Kagawa shikki (Kagawa-Lackwaren) stammen aus der Präfektur Kagawa auf Shikoku, der kleinsten der vier Hauptinseln des japanischen Archipels. Unter diesen findet man nun auch Sets, bestehend aus einer Teeschale, einer Reis- oder Suppenschale, einer großen Schüssel sowie einem Teller, die, wenn man sie zusammensetzt, eine Rosenblüte nachbilden. Auch dieses wunderschöne Geschirr verleiht jedem Esstisch eine ganz besondere Note.

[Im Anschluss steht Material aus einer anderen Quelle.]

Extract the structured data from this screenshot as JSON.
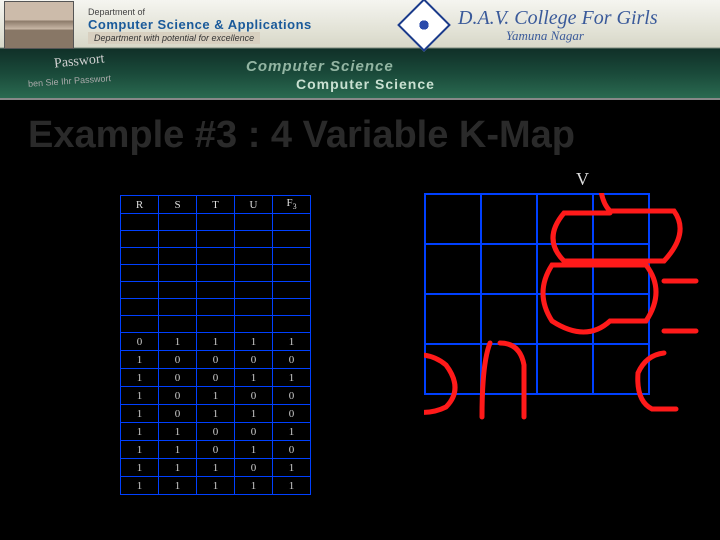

Das Auftragen von Lack unter Verwendung der traditionellen japanischen Farb- und Designkonzepte hat sich in jüngster Zeit ein weiteres Feld mit ganz erstaunlichen Effekten erschlossen: die Fingernägel von Frauen. Auch Ringe und Ohrstecker in leuchtenden Farben, die durch das Auftragen zahlreicher Farbschichten entstehen, haben sich zu einem sehr beliebten Modeaccessoire entwickelt. Die tiefen und gedämpften Farben, die so charakteristisch für Lackwaren sind, werden dabei auch von modebewussten Frauen sehr geschätzt.

 

 

Die Lackkunst, die tief im Leben der Japaner verwurzelt ist, hat in der Tat großen Anteil an den traditionellen Vorstellungen von Schönheit in Japan, gestützt auf eine mehrere tausend Jahre alte Geschichte. Während sie einerseits die Tradition bewahren, haben die Menschen in Japan andererseits auch immer wieder neue Wege entwickelt, um sich an Lackwaren zu erfreuen. Es sind wahre Kunstobjekte, die ihren Ursprung in Japan haben und heute auf der ganzen Welt bewundert werden.